In Chapter 16 of 16 in his 2012 Capture Your Flag interview, author and public speaker Simon Sinek answers "How Do You Take Collections of Ideas and Turn Them Into Books?" Sinek focuses less on the collection of ideas and more on how to take an idea, attack a problem and do so by taking your readers on a journey. Simon Sinek teaches leaders and organizations how to inspire people. His goal is to "inspire people to do the things that inspire them" and help others find fulfillment in their work. Sinek is the author of "Start With Why: How Great Leaders Inspire Everyone to Take Action". He works regularly with the United States Military, United States Congress, and many organizations, agencies and entrepreneurs. Sinek is an adjunct professor at Columbia University and an adjunct staff member at the think tank RAND Corporation. Sinek earned a BA in Cultural Anthropology from Brandeis University.
Transcript
Erik Michielsen: How do you take collections of ideas and turn them into books?

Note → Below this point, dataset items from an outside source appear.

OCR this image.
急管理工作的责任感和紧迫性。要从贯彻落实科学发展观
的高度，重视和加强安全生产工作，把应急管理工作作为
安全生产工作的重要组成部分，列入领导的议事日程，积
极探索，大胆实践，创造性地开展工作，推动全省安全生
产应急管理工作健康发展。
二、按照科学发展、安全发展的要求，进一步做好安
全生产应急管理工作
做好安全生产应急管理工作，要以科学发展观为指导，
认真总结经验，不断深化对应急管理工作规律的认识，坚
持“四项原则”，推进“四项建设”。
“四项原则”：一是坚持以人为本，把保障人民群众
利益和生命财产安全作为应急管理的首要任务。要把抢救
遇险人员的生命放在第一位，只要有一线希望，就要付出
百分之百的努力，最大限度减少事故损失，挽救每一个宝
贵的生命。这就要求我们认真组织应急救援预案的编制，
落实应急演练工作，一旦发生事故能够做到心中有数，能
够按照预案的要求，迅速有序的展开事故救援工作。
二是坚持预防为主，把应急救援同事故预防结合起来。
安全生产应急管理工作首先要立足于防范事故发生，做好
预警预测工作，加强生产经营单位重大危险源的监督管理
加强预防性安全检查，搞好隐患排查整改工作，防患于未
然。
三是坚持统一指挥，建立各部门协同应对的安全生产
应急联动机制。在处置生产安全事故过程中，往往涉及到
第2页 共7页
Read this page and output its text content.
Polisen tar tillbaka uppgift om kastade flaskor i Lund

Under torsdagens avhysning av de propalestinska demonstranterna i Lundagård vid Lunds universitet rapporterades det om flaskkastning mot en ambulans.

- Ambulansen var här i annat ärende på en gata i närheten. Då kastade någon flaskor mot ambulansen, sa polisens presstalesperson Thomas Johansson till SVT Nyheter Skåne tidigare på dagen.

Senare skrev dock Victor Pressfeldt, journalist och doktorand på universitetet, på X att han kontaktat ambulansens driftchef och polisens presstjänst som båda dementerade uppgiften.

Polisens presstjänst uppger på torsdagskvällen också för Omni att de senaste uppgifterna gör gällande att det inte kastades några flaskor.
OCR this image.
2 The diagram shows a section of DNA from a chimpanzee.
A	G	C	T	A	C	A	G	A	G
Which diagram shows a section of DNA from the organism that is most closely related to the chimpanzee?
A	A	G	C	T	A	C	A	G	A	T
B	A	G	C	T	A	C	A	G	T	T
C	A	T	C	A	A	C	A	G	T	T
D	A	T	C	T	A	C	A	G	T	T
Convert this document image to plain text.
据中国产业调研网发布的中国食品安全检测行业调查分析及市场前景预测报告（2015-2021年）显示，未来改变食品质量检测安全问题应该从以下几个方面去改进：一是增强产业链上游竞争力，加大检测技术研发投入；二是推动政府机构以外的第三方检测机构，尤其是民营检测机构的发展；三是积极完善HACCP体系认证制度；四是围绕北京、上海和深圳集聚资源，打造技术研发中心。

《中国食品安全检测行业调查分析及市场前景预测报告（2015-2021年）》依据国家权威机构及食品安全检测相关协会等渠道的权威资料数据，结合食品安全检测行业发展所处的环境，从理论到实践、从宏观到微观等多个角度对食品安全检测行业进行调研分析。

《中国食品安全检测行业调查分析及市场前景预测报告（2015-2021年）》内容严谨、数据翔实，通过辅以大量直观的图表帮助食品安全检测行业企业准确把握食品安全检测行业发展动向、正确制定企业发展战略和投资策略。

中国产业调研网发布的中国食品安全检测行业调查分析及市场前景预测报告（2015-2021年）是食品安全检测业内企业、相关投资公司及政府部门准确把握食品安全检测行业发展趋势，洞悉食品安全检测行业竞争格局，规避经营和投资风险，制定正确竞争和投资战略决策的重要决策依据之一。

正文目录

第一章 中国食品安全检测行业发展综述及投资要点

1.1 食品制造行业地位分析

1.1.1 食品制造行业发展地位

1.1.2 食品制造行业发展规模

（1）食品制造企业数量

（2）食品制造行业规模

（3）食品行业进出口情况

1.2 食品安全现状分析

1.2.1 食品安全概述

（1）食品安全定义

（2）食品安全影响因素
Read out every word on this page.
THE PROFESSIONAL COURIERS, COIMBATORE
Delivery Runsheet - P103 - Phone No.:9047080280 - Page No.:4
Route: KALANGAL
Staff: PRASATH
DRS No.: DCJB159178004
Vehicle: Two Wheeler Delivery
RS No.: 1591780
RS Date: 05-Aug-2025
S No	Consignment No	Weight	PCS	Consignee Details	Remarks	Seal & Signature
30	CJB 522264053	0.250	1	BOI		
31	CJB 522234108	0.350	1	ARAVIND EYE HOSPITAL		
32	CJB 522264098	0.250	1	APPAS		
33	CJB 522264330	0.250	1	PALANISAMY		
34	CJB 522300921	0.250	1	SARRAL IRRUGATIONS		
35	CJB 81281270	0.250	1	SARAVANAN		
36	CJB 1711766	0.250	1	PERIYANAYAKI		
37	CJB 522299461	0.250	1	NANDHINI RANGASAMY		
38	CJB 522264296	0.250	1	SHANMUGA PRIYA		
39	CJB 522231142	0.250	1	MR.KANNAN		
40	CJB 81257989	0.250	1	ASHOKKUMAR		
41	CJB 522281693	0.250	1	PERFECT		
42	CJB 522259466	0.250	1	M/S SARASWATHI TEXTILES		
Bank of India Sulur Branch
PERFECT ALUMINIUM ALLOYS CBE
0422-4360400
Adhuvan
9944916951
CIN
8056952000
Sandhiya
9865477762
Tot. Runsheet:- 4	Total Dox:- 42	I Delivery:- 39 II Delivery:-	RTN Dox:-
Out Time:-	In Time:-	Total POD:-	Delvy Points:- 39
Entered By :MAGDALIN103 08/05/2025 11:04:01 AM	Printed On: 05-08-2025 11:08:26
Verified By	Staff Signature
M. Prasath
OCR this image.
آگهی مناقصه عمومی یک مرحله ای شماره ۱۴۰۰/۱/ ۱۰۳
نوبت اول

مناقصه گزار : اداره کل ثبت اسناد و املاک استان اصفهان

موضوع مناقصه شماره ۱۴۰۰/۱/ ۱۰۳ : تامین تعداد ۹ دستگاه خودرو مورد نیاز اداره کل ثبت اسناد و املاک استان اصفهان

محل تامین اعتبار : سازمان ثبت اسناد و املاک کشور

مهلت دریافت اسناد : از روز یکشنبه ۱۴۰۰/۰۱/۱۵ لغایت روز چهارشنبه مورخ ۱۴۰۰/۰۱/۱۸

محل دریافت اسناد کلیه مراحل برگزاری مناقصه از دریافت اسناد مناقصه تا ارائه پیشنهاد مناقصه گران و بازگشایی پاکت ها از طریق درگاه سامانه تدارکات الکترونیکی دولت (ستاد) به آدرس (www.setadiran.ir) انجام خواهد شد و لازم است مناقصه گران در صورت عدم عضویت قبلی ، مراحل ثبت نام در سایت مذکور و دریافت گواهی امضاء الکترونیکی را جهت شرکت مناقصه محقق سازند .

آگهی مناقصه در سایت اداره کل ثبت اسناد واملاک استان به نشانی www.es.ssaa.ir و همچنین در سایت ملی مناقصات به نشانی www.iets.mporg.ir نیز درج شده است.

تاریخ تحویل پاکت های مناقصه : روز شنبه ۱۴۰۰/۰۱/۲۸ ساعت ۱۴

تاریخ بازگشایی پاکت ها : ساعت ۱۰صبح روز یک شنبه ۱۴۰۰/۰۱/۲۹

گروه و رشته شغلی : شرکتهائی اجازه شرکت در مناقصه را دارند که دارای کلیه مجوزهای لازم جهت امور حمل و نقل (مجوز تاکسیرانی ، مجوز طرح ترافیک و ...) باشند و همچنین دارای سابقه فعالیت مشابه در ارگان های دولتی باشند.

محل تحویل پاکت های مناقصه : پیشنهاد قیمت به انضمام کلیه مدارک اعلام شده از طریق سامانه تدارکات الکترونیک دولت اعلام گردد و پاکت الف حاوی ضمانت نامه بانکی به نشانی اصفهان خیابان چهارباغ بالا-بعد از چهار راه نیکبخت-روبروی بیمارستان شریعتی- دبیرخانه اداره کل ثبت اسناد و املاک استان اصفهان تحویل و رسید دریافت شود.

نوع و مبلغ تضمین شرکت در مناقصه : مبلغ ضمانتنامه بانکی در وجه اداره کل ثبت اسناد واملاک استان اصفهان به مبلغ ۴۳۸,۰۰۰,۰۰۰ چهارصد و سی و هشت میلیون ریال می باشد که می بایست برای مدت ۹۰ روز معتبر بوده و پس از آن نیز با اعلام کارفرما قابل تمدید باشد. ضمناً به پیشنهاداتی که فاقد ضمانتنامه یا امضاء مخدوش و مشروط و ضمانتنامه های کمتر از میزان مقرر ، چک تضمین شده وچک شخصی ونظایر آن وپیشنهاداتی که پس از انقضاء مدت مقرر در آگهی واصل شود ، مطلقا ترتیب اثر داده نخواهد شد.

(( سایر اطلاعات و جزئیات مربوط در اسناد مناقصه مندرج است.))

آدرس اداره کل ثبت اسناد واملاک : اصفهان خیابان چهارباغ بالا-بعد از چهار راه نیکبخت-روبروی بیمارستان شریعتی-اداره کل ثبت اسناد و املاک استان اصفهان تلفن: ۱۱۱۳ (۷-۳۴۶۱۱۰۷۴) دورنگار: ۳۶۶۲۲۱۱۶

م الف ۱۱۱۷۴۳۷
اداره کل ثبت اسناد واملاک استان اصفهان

Simon Sinek: Considering that most books are probably only have enough content in them to be sort of articles, you know, to take a collection of ideas and turn them into a book, you know, an idea to be a book has to be able to advance. In other words, it has to start somewhere and go somewhere. Right? And I think a lot of books that are written have an idea that’s—it may be a really good idea but the whole book is simply case studies that prove the same idea, over and over and over again, right? And a book like in a work of fiction is a story. It has a beginning, it has a middle, and it has an end. You know, there’s a sort of an Aristotelian story arc, you know, where there’s some sort of here’s the world there is something is introduced that makes everything go wrong, you know there’s some sort of resolution and then here’s the—here’s how it looks. There’s conflict, right? So I think a collection of ideas that belong in a book, it addresses a very real problem. Here’s the way the world is. There’s a serious problem with this. Here’s the introduction of something that can help us and here’s what we could do to advance that. And there’s an arc. There’s something that holds your interest throughout the whole thing as opposed to just pick a page, start anywhere, and it’s more of the same. You should feel like you’ve missed the beginning if you start in the middle, you know? So yeah, I mean, a collection of ideas, I wouldn’t call it a collection of ideas, I’d call it, you know, a journey. That—and it doesn’t even have to be a complete journey, it has to be a journey. It has to start somewhere, and it has to go somewhere, even if it’s not a final destination.